10:09am PT by Eriq Gardner
Philippe Dauman Settlement to Get Judge's Approval
On Friday, Massachusetts probate Judge George Phelan heard arguments concerning a settlement that will resolve outgoing Viacom chief Philippe Dauman's claim of wrongfully being removed as a trustee on the Sumner Redstone entity that indirectly holds voting control over the fate of Viacom and CBS. At the conclusion of the morning session, the judge told the parties he wasn't quite ready to sign off on a stipulation that would allow Dauman to back out of the case. However, after the parties reconvened after efforts were made to satisfy concerns of Sumner Redstone's granddaughter, the judge signaled he would.
Dauman and George Abrams filed their lawsuit in May and alleged that 93-year-old Redstone lacked the mental capacity necessary to effectuate a removal. After the judge refused to dismiss the case and set up a trial in September, a complicated settlement was crafted involving Viacom, Redstone's National Amusements and others. The deal contemplates Dauman's departure from Viacom. He'll get an exit package estimated to be between $72 million and $95 million and withdraw his claims in the Massachusetts case.
But Redstone's granddaughter Keryn Redstone, who is a beneficiary of the trust and has her own cross-claims in the case, stepped forward to raise objection to the stipulation arrived at by Dauman and the Redstone camp.
"You need to know in approving the settlement why they changed their mind because it's important," stated Pierce O'Donnell at today's hearing. "I suspect if we ask Redstone, he doesn't know about it. ... I submit that an incompetent Sumner Redstone can't bless a settlement."
Judge Phelan asked the attorney representing Dauman and Abrams whether his clients were willing to sign an affidavit attesting to the fact they think that Sumner Redstone is mentally competent. "In light of very strong claims, I'm wondering why the plaintiffs wouldn't make a statement," said the judge.
The plaintiffs' lawyer danced around the suggestion, saying he'd need to check, but wasn't sure he could deliver one way or the other.
At the hearing, an attorney for Shari Redstone also spoke up, arguing that Dauman and Abrams already have resigned from the trust, that they can't be compelled to continue serving, and thus they have no standing to assert claims.
"The notion that [Keryn Redstone's] cross-claims are prejudiced by [Dauman's] claims being withdrawn doesn't make sense because they are no longer serving as trustees," he said. "To the extent that she wants to challenge the actions of the trust, she's still free to do that."
O'Donnell responded to this by acknowledging that Dauman and Abrams can resign, "but it's a breach of fiduciary duty to abandon" claims contesting Sumner Redstone's capacity if they, as trustees, truly believe his will is being usurped.
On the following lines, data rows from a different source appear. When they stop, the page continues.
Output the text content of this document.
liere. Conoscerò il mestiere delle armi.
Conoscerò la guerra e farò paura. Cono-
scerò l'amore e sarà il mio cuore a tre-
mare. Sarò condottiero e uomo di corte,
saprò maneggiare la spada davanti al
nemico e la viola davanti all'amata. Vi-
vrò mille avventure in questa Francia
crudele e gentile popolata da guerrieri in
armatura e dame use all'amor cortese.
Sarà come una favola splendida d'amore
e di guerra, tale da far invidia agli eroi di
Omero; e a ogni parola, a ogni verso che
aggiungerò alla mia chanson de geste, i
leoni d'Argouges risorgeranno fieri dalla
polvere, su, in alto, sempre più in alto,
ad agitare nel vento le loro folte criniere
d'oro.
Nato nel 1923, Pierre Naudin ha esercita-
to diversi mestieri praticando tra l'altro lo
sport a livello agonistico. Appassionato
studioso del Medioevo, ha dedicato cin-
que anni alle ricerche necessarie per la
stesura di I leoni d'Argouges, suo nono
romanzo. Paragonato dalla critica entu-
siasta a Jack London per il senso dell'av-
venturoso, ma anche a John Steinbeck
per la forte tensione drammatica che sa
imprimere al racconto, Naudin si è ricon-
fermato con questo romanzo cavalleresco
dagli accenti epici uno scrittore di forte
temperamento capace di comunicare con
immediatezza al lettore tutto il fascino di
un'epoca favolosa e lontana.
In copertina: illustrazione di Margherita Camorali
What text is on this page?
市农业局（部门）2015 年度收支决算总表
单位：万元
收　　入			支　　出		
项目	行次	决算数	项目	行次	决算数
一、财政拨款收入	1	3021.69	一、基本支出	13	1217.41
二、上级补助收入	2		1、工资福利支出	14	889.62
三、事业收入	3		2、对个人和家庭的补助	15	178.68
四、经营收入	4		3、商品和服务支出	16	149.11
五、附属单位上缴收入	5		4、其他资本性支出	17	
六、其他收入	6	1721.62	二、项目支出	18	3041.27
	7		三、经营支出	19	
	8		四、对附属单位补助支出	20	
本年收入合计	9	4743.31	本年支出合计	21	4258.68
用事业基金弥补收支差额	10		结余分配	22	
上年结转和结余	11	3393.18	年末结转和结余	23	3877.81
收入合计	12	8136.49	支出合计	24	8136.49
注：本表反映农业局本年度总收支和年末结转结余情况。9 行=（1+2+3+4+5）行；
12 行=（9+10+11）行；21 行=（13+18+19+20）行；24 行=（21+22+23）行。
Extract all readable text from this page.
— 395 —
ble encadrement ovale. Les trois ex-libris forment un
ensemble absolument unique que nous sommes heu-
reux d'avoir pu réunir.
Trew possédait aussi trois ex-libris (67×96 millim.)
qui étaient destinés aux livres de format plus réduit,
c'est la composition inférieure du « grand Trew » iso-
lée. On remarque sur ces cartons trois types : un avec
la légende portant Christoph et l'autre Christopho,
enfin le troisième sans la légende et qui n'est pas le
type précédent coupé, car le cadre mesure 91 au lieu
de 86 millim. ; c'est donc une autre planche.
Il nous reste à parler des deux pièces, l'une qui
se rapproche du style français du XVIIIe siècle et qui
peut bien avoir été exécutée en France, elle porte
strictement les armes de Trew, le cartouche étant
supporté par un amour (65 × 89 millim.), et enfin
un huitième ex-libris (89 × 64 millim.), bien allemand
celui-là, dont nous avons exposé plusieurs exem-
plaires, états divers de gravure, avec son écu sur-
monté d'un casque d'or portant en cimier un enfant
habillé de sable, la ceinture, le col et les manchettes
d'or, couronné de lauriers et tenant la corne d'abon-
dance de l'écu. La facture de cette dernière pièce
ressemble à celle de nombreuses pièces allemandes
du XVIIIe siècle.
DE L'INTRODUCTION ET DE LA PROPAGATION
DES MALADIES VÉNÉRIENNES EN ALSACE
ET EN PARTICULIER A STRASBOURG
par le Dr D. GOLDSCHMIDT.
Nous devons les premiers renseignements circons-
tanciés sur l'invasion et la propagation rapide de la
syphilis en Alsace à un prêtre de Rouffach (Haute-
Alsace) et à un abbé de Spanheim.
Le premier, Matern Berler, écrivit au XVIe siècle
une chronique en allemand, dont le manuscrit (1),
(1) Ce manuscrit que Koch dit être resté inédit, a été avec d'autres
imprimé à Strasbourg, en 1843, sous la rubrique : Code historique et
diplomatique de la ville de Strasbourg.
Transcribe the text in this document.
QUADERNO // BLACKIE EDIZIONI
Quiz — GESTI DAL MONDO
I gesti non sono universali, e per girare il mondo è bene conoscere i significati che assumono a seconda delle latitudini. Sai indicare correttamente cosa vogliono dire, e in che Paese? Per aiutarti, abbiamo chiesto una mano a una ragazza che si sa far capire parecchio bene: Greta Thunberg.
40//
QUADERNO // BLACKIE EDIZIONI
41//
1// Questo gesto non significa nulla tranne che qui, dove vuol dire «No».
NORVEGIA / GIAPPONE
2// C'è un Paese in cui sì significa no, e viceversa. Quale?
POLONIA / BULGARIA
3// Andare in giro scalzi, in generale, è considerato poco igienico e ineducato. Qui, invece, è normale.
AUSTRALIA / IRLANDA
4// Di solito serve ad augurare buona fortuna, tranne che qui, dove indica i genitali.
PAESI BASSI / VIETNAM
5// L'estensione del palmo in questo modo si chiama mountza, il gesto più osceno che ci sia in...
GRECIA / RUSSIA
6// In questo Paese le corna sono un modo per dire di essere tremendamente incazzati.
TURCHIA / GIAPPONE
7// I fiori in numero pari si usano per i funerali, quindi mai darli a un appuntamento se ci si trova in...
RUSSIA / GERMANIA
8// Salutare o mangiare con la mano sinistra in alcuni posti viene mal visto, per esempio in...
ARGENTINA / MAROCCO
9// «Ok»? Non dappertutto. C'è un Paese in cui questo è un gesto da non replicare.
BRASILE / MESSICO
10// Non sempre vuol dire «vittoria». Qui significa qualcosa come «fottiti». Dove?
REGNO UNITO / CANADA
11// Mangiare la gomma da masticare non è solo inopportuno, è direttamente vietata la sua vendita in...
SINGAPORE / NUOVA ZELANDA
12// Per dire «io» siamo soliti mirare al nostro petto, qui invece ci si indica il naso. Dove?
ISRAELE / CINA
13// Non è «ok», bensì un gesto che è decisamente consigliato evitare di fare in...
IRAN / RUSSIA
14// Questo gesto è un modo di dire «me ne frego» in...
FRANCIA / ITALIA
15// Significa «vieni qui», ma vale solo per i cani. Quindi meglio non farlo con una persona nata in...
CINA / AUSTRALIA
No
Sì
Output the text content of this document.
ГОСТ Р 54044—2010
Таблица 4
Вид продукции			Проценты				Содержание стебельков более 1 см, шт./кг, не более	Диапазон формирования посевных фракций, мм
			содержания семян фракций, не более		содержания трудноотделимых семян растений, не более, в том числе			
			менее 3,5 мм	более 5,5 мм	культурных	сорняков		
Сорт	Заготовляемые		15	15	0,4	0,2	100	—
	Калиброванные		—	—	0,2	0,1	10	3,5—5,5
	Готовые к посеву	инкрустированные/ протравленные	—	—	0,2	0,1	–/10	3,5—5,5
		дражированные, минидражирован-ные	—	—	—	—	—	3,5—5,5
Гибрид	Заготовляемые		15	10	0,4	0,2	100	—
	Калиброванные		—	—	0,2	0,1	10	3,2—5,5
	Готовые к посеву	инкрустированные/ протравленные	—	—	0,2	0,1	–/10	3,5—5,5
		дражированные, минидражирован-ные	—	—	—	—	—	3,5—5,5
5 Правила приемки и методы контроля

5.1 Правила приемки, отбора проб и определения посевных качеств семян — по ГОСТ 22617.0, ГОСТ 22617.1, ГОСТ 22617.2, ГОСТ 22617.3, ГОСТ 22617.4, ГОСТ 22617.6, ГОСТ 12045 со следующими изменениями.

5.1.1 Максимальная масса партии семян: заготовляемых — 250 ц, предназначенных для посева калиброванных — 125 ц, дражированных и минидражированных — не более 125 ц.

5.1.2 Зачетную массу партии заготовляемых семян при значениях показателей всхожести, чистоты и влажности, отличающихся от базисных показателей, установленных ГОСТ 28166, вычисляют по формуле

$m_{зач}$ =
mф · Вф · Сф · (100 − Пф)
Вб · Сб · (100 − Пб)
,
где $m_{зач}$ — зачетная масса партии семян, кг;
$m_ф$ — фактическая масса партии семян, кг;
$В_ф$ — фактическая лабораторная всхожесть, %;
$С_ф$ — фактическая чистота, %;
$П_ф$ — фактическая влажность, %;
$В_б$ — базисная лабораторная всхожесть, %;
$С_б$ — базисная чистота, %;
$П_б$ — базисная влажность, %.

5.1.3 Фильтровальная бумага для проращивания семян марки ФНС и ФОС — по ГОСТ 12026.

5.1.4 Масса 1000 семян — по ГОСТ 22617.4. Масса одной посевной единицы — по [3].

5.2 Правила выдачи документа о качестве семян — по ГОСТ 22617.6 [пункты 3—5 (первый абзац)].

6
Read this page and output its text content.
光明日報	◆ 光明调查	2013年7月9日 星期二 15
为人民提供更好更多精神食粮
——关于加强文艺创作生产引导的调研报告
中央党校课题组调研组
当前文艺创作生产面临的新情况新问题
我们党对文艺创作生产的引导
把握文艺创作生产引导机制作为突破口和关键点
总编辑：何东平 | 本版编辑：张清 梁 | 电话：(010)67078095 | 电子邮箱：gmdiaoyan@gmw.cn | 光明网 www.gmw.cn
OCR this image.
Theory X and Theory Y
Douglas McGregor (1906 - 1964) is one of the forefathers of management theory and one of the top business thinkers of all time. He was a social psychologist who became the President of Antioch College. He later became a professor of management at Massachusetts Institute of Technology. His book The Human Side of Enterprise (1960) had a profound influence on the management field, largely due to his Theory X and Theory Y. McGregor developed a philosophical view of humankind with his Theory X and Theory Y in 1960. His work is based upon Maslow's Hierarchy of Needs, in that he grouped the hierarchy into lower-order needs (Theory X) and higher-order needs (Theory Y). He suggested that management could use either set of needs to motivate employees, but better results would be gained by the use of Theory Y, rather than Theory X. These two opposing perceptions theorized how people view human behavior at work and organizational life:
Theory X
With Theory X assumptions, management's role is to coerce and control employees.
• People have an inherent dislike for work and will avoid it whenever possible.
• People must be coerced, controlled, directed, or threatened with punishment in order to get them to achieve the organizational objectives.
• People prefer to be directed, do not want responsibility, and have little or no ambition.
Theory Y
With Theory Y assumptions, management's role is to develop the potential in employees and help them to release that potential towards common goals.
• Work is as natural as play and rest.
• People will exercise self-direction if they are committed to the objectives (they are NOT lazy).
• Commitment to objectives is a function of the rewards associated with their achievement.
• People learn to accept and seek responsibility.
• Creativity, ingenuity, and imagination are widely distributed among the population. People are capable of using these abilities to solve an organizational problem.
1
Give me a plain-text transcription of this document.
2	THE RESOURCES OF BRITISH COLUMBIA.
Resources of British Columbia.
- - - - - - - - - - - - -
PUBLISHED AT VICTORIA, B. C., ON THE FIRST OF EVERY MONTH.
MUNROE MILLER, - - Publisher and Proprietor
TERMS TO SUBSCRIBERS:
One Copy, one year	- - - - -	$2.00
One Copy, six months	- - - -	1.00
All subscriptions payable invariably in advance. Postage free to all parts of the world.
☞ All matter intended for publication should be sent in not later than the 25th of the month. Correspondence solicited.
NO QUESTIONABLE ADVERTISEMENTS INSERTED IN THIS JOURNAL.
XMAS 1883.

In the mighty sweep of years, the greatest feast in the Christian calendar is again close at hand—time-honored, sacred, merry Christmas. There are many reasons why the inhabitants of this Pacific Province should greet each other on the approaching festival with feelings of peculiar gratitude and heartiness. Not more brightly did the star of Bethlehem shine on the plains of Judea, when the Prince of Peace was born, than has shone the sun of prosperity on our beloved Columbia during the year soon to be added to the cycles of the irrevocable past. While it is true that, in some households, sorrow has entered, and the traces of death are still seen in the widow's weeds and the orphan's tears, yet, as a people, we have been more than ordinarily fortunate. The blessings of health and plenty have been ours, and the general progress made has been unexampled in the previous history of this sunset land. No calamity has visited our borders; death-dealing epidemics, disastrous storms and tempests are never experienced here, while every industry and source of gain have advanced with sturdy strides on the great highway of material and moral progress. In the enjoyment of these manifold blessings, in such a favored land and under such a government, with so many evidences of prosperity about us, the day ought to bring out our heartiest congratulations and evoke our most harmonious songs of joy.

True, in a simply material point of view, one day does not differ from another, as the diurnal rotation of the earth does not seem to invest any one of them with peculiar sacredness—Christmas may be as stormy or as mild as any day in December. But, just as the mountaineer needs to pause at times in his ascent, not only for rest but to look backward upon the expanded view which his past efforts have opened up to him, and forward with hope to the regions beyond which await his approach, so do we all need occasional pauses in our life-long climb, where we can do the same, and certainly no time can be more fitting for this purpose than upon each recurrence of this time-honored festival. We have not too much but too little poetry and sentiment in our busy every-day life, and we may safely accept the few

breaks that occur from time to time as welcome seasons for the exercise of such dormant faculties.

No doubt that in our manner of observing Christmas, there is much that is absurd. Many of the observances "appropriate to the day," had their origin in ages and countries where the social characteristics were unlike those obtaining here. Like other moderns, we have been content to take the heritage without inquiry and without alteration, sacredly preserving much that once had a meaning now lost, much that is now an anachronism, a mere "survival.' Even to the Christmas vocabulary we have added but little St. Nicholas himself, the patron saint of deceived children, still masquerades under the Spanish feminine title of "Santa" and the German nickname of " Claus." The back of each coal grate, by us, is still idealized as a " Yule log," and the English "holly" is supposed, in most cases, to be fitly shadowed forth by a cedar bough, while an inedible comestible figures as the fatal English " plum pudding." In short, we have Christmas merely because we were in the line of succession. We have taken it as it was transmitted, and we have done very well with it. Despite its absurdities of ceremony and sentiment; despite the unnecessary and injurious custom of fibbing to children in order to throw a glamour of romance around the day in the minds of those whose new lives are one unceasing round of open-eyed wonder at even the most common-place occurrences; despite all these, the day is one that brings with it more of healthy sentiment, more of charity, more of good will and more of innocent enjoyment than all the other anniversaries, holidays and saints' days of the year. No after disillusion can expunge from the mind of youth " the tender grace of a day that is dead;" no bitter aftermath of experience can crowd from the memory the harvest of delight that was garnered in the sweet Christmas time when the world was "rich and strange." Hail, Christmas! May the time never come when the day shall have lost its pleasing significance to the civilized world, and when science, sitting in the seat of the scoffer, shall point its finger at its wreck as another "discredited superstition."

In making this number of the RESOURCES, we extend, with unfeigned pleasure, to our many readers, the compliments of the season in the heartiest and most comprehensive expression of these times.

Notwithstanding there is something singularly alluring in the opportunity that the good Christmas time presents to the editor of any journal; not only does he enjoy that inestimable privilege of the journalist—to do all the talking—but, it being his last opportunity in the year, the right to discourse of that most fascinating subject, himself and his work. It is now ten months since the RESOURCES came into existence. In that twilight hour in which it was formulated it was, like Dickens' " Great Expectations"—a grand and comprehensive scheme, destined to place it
Sumner Redstone's own attorney, Rob Klieger, has cast aspersions on O'Donnell's motives in the case, arguing in court papers that the attorney is contesting a settlement on one hand, yet pursuing a settlement for his own clients on the other. He also told the judge today that he suspected O'Donnell hoped that Dauman would "carry the water" in terms of the costs in the litigation.
Judge Phelan asked Klieger if the attorney advised Sumner Redstone to talk with Keryn. The elder Redstone has thus far refused, Klieger responded. The judge said he would prefer if the two met face-to-face.
Klieger tried to express some optimism about a resolution, for example by having the trust make clarifications about distributions under the trust and giving Keryn Redstone some assurances that she will be treated fairly. The attorney said that he'd work on Sumner Redstone to arrange a face-to-face and even suggested a mediation. Klieger said, "I don't want my client to be fighting lawsuits as long as the time he has left."
The judge said this would be "reasonable" and might lead to a cooling off. Phelan was especially keen on restoring peace in the family. O'Donnell also liked the idea, but still wanted the judge to push off on approving the stipulation. Dauman's lawyer stood up to urge the judge to dismiss his client from the case. The judge wouldn't give in, hoping for "positive direction," and asked the parties to report to him by the end of the day.
So everyone took a break, and during that time, Klieger presumably got on the phone with his client. This time, Sumner Redstone assented to an in-person meeting with his granddaughter, the judge was told during the afternoon session.
With a breakthrough in hand, the judge appears ready to bless Dauman's deal. He's set a status conference for Sept. 23 to measure progress. If all goes well, not only will Dauman's claims concerning the trust pass, but the lingering claims made by Keryn will be dropped, too.
In a statement to The Hollywood Reporter, Shari Redstone's attorney said, "I am very pleased for the Redstone family. The plaintiffs’ claims filed against Sumner and Shari have been dismissed, the settlement agreement is firmly in place, and Sumner’s decisions have been honored in all respects. This result benefits Viacom, National Amusements and all of the beneficiaries of Sumner’s trust."
Aug. 26, 3:06 p.m. — Updated with statement from Shari Redstone's attorney.